TensorRT Engine Files

The .engine and .plan file formats are used by NVIDIA's TensorRT for high-performance deep learning inference.

Functionality

TensorRT engine files contain serialized execution plans optimized for specific GPU hardware and driver versions. These optimizations lead to:

  • Low Latency: Faster inference speeds compared to standard frameworks.
  • High Throughput: More inferences per second on the same hardware.

Optimization Techniques

TechniqueDescription
Layer FusionMerges multiple operations into a single kernel (e.g., Conv + ReLU).
Precision CalibrationSupports FP32, FP16, and INT8 quantization for efficiency.
Kernel Auto-tuningSelects the best kernel implementation for the target hardware.
Memory OptimizationReduces the memory footprint by managing intermediate tensor memory.

Creating Engine Files

import tensorrt as trt

# Create builder
logger = trt.Logger(trt.Logger.INFO)
builder = trt.Builder(logger)
network = builder.create_network(1 << int(trt.NetworkDefinitionCreationFlag.EXPLICIT_BATCH))
parser = trt.OnnxParser(network, logger)

# Parse ONNX model
with open("model.onnx", "rb") as model:
parser.parse(model.read())

# Build and serialize engine
config = builder.create_builder_config()
engine = builder.build_engine(network, config)

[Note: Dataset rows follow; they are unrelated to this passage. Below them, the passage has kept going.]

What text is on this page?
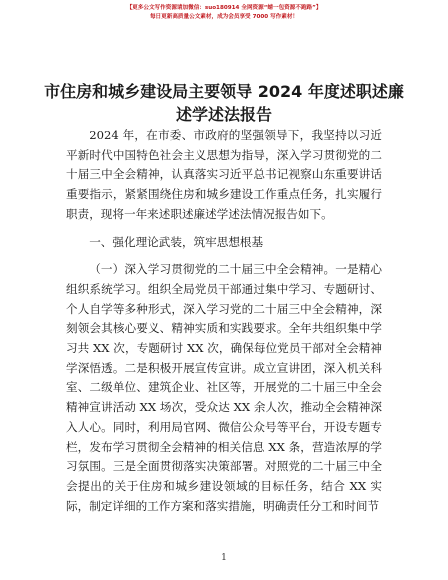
【更多公文写作资源请加微信：suo180914 全网资源“蜻一包资源不跑路”】
每日更新高质量公文素材，成为会员享受 7000 写作素材！
市住房和城乡建设局主要领导 2024 年度述职述廉述学述法报告

2024 年，在市委、市政府的坚强领导下，我坚持以习近平新时代中国特色社会主义思想为指导，深入学习贯彻党的二十届三中全会精神，认真落实习近平总书记视察山东重要讲话重要指示，紧紧围绕住房和城乡建设工作重点任务，扎实履行职责，现将一年来述职述廉述学述法情况报告如下。

一、强化理论武装，筑牢思想根基

（一）深入学习贯彻党的二十届三中全会精神。一是精心组织系统学习。组织全局党员干部通过集中学习、专题研讨、个人自学等多种形式，深入学习党的二十届三中全会精神，深刻领会其核心要义、精神实质和实践要求。全年共组织集中学习共 XX 次，专题研讨 XX 次，确保每位党员干部对全会精神学深悟透。二是积极开展宣传宣讲。成立宣讲团，深入机关科室、二级单位、建筑企业、社区等，开展党的二十届三中全会精神宣讲活动 XX 场次，受众达 XX 余人次，推动全会精神深入人心。同时，利用局官网、微信公众号等平台，开设专题专栏，发布学习贯彻全会精神的相关信息 XX 条，营造浓厚的学习氛围。三是全面贯彻落实决策部署。对照党的二十届三中全会提出的关于住房和城乡建设领域的目标任务，结合 XX 实际，制定详细的工作方案和落实措施，明确责任分工和时间节

1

with open("model.engine", "wb") as f:
f.write(engine.serialize())

From PyTorch (Torch-TensorRT)

import torch
import torch_tensorrt

# Compile to TensorRT engine
trt_model = torch_tensorrt.compile(
model,
inputs=[torch_tensorrt.Input((1, 3, 224, 224), dtype=torch.half)],
enabled_precisions={torch.half}, # FP16
workspace_size=1 << 30
)

# Save engine
torch.jit.save(trt_model, "model_torchtrt.engine")
Hardware Binding

TensorRT engine files are bound to the specific GPU architecture they were built on. An engine built on a Tesla V100 will not run on a GeForce RTX 3090.

Loading and Using Engines

import tensorrt as trt

# Load engine
with open("model.engine", "rb") as f, trt.Runtime(trt.Logger(trt.Logger.INFO)) as runtime:
engine = runtime.deserialize_cuda_engine(f.read())

# Create context for inference
context = engine.create_execution_context()
Pro Tip

Building optimized engines can take several minutes. For production, pre-build engines and cache them to reduce application startup time.